В дни, когда толпа осаждала дом Пушкина, когда раздавались угрозы по адресу его убийц и в первый раз с такой очевидностью стало ясно, что «литературный талант есть власть» (Н. Языков), Бенкендорф выдвинул против друзей Пушкина обвинение, будто они хотели превратить погребение поэта в демонстрацию против правительства, волнение, вызванное известием о смертельном ранении Пушкина и его гибели, использовать для «торжества либералов».
Независимость Пушкина, его высокое чувство национального достоинства, прежняя его дружба с декабристами, народная слава истолковывались в высших кругах петербургского общества как проявление «либерализма». «Пушкин был склонен к либерализму», — доносил своему правительству неаполитанский посланник Бутера. Вюртембергский дипломат Го- генлоэ проявление в те дни всеобщего горя и гнева расценивал как действия «русской партии, к которой принадлежал Пушкин».

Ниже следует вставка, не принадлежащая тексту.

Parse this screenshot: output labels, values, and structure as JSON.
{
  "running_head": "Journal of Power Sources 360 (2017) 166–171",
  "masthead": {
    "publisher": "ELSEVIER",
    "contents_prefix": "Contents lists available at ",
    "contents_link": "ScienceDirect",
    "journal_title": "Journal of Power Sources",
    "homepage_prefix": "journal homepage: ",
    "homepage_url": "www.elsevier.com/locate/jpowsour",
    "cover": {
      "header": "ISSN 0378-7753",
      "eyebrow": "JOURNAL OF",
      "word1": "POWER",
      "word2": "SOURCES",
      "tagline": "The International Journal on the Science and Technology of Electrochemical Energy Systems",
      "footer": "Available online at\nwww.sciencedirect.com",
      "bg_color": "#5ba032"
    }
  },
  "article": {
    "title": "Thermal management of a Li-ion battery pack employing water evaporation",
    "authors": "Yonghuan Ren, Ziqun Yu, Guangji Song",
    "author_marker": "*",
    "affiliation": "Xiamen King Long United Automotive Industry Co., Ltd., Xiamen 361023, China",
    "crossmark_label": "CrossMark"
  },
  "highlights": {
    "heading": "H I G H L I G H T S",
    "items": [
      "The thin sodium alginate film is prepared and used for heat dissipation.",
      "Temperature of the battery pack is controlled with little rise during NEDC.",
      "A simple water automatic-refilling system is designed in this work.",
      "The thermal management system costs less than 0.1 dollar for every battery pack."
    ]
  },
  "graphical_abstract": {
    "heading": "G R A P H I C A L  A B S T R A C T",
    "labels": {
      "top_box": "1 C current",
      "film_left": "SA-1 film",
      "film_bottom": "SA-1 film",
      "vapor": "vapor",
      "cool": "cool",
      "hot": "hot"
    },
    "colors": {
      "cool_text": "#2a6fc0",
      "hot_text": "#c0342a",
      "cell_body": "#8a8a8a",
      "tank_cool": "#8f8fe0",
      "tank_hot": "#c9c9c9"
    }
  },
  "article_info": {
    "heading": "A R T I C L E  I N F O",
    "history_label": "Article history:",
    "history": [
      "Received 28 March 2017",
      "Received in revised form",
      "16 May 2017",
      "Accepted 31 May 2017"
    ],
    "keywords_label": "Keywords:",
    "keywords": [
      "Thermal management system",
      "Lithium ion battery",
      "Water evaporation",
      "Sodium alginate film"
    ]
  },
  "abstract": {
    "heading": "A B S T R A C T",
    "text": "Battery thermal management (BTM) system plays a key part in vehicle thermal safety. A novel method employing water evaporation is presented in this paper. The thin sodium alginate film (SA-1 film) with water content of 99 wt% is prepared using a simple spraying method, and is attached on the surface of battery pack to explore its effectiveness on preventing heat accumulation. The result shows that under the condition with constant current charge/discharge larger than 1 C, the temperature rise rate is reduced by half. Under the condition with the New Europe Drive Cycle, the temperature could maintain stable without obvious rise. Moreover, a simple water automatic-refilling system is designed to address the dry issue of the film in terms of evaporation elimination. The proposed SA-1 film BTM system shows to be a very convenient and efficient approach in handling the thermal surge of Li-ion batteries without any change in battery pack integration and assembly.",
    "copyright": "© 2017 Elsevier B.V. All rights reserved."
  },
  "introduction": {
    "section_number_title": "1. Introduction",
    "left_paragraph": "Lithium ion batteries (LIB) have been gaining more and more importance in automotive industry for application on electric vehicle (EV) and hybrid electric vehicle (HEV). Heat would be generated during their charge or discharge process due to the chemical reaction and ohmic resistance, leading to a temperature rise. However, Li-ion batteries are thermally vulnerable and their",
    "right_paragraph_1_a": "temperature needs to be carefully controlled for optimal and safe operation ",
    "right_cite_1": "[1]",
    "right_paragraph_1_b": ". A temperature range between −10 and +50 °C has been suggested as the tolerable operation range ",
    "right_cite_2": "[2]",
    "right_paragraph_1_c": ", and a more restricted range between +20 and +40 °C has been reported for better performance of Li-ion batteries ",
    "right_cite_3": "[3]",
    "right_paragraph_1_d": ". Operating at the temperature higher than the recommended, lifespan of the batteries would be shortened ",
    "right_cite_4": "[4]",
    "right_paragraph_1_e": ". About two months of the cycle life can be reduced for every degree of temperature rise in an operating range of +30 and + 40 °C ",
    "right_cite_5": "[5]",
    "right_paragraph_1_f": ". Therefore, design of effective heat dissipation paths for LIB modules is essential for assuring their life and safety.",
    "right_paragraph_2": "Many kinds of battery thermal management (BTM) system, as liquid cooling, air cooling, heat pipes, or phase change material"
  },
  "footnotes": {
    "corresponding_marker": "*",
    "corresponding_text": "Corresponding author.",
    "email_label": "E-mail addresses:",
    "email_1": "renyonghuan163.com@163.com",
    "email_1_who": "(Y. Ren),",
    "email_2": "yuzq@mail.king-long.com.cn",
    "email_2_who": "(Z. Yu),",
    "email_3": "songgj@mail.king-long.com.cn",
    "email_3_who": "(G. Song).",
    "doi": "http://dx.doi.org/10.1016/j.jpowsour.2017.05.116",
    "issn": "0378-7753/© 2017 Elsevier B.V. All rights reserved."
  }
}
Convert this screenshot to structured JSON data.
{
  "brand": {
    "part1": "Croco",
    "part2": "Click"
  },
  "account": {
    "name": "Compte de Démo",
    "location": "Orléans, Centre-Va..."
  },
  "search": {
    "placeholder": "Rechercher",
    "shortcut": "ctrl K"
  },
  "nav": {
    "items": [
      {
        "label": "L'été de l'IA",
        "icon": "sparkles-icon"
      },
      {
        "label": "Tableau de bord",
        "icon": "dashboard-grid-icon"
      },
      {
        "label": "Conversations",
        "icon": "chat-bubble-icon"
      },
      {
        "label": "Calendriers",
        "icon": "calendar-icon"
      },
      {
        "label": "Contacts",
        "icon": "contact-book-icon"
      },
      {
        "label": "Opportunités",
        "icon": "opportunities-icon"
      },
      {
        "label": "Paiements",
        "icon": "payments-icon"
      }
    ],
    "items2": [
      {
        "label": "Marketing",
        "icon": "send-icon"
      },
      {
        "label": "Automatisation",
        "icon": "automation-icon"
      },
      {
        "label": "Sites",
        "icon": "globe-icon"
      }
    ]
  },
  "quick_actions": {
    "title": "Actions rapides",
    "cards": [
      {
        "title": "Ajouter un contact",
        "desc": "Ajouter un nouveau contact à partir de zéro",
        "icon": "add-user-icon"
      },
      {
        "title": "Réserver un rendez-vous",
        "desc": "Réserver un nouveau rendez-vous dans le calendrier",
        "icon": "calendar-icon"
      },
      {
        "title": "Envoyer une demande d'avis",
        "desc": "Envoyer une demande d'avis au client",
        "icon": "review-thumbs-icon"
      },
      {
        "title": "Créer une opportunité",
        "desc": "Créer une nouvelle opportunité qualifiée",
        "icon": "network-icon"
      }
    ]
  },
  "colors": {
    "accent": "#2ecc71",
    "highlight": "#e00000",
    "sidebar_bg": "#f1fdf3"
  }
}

После 14 декабря 1825 года Николай I не переставал подозревать о существовании еще не открытого тайного общества. В 1834 году, в связи с запрещением «Московского телеграфа», один из ближайших помощников царя утверждал, что «декабристы еще не истреблены», что в России «есть партия, жаждущая революции». Появление в 1836 году «Философического письма» Чаадаева в «Телескопе» снова вызвало подозрение, что это дело «тайной партии». Действия тайного общества Николай склонен был видеть в любом проявлении протеста. И вот на третий день после гибели Пушкина, 2 февраля 1837 года, один из приближенных царя граф А. Ф. Орлов, пересылает ему анонимное письмо, полученное по городской почте. Хотя письмо содержало заверения в преданности народа престолу и было продиктовано стремлением предотвратить последствия, которые могли вызвать «оскорбление народное», в нем изливалась горечь, вызванная гибелью Пушкина, говорилось о том, что свершилось «умышленное убийство» великого поэта России.